Tue Apr 23 21:36:54 CEST 2013

Hi, all.  I can't figure out if this message should be sent to the
erlang-bugs list or the erlang-questions list ... so I'll go for the
more general audience.

Summary: Starting Erlang with a tty/pseudo-tty can get you a different
console shell ("new" and "old", respectively) without you realizing
it.(*) If you don't know that you're using the old shell, and if a
process tries to send output to the 'user' registered process(**),
e.g. io:format(user, "Some message with ~p extra\n", [Extra]), then it
is possible that the io:format() call will not return for
seconds/minutes/hours/ever.

My question: Is the kind of indefinite blocking on I/O described below a
             bug or a feature?

I have a test case that can reproduce this behavior.  An automated
version (using Expect) can be found at:

    https://gist.github.com/slfritchie/ad8e5cf1603cbe326be7

The basics of the reproducing the hang are:

    SSH session #1                      SSH session #2
    --------------                      --------------
    Start an Erlang daemon
    using "run_erl".

    Attach to the daemon's console
    using "to_erl".

                                        Start another Erlang VM
                                        and connect to the first
                                        VM via "-remsh".

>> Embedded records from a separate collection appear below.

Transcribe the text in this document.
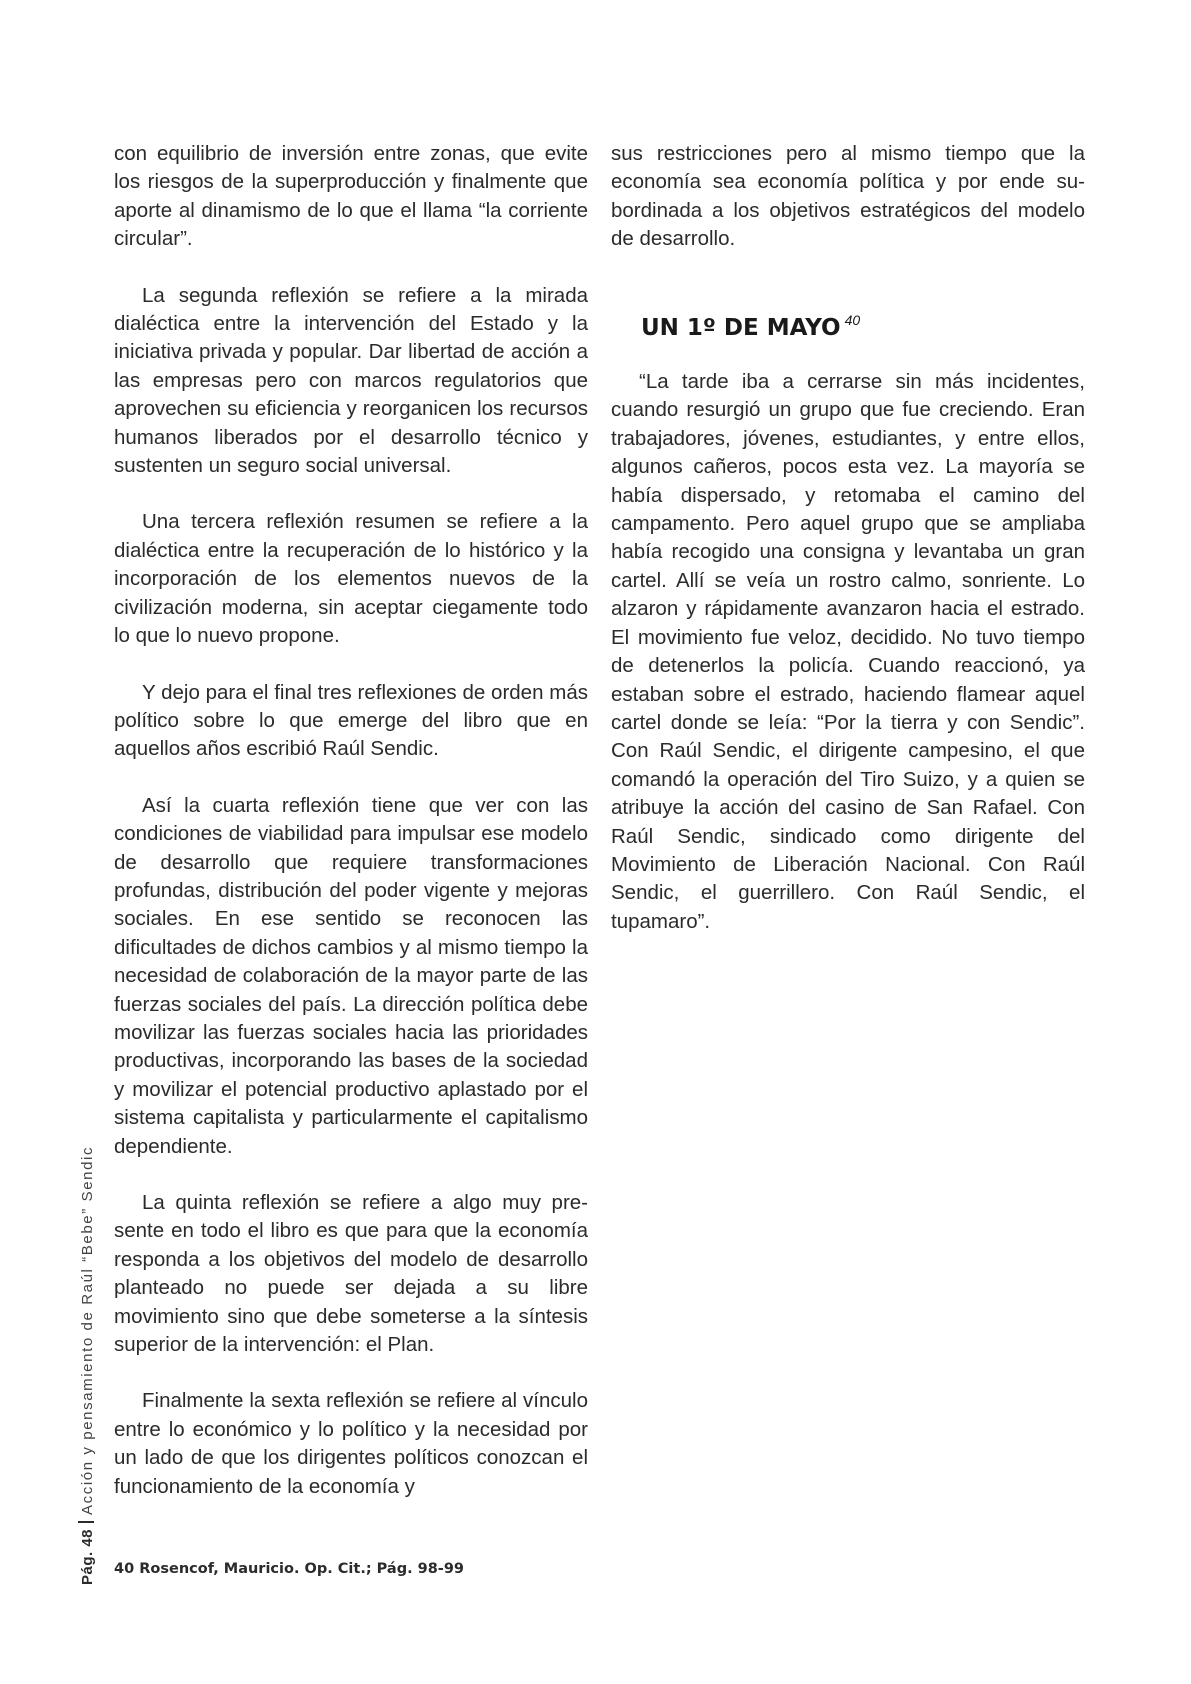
con equilibrio de inversión entre zonas, que evite los riesgos de la superproducción y finalmente que aporte al dinamismo de lo que el llama “la corriente circular”.

La segunda reflexión se refiere a la mirada dialéctica entre la intervención del Estado y la iniciativa privada y popular. Dar libertad de acción a las empresas pero con marcos regulatorios que aprovechen su eficiencia y reorganicen los recursos humanos liberados por el desarrollo técnico y sustenten un seguro social universal.

Una tercera reflexión resumen se refiere a la dialéctica entre la recuperación de lo histórico y la incorporación de los elementos nuevos de la civilización moderna, sin aceptar ciegamente todo lo que lo nuevo propone.

Y dejo para el final tres reflexiones de orden más político sobre lo que emerge del libro que en aquellos años escribió Raúl Sendic.

Así la cuarta reflexión tiene que ver con las condiciones de viabilidad para impulsar ese modelo de desarrollo que requiere transformaciones profundas, distribución del poder vigente y mejoras sociales. En ese sentido se reconocen las dificultades de dichos cambios y al mismo tiempo la necesidad de colaboración de la mayor parte de las fuerzas sociales del país. La dirección política debe movilizar las fuerzas sociales hacia las prioridades productivas, incorporando las bases de la sociedad y movilizar el potencial productivo aplastado por el sistema capitalista y particularmente el capitalismo dependiente.

La quinta reflexión se refiere a algo muy presente en todo el libro es que para que la economía responda a los objetivos del modelo de desarrollo planteado no puede ser dejada a su libre movimiento sino que debe someterse a la síntesis superior de la intervención: el Plan.

Finalmente la sexta reflexión se refiere al vínculo entre lo económico y lo político y la necesidad por un lado de que los dirigentes políticos conozcan el funcionamiento de la economía y

sus restricciones pero al mismo tiempo que la economía sea economía política y por ende subordinada a los objetivos estratégicos del modelo de desarrollo.

UN 1º DE MAYO $^{40}$

“La tarde iba a cerrarse sin más incidentes, cuando resurgió un grupo que fue creciendo. Eran trabajadores, jóvenes, estudiantes, y entre ellos, algunos cañeros, pocos esta vez. La mayoría se había dispersado, y retomaba el camino del campamento. Pero aquel grupo que se ampliaba había recogido una consigna y levantaba un gran cartel. Allí se veía un rostro calmo, sonriente. Lo alzaron y rápidamente avanzaron hacia el estrado. El movimiento fue veloz, decidido. No tuvo tiempo de detenerlos la policía. Cuando reaccionó, ya estaban sobre el estrado, haciendo flamear aquel cartel donde se leía: “Por la tierra y con Sendic”. Con Raúl Sendic, el dirigente campesino, el que comandó la operación del Tiro Suizo, y a quien se atribuye la acción del casino de San Rafael. Con Raúl Sendic, sindicado como dirigente del Movimiento de Liberación Nacional. Con Raúl Sendic, el guerrillero. Con Raúl Sendic, el tupamaro”.

40 Rosencof, Mauricio. Op. Cit.; Pág. 98-99
Pág. 48Acción y pensamiento de Raúl “Bebe” Sendic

    At the console, type the
    following and press ENTER:
        {term1, 

                                        Run this command:
                                            io:format(user, "Hey!\n", []).

The io:format/3 call in session #2 will behave differently if session
#1's "run_erl" command runs with a tty/pseudo-tty or without.

    A. With a tty/pty: The io:format() call returns immediately.
    B. Without a tty/pty: The io:format() call will hang indefinitely.
       It will remain blocked until the Erlang term parser in session #1
       has returned.  For example, finishing the term with "term2}." and
       then pressing ENTER.

The same effect can be seen by forcing the use of the old shell, without
using SSH, by simply running "erl -oldshell" for session #1 (in an Xterm
or other terminal window, or at the machine's hardware console) instead
of using SSH + "run_erl" + "to_erl".

Riak was the application that triggered this bug hunt (in conjunction
with the Lager app)(***).  Finding it has taken much longer than anyone
guessed.  The reason is that the necessary precondition, starting Erlang
via 'run_erl' via SSH without an associated tty/pseudo-tty, is not
common.  (Riak's packaging uses "sudo", which refuses to run if there
isn't a tty/pty available.)

All attempts to duplicate the behavior failed because we didn't
understand that the root cause of the bad behavior was the old console
being silently chosen at VM startup when not tty/pty is available.

-Scott

(*) See
https://github.com/erlang/otp/blob/maint/lib/kernel/src/user_drv.erl#L103
for how the choice is made.

(**) From the 'io' man page:

       There is always a process registered under the name of user. This
       can be used for sending output to the user.

... where "output to the user" really means "output to the Erlang
virtual machine console."

(***) For source code of Riak and Lager, respectively, see:
    https://github.com/basho/riak
    https://github.com/basho/lager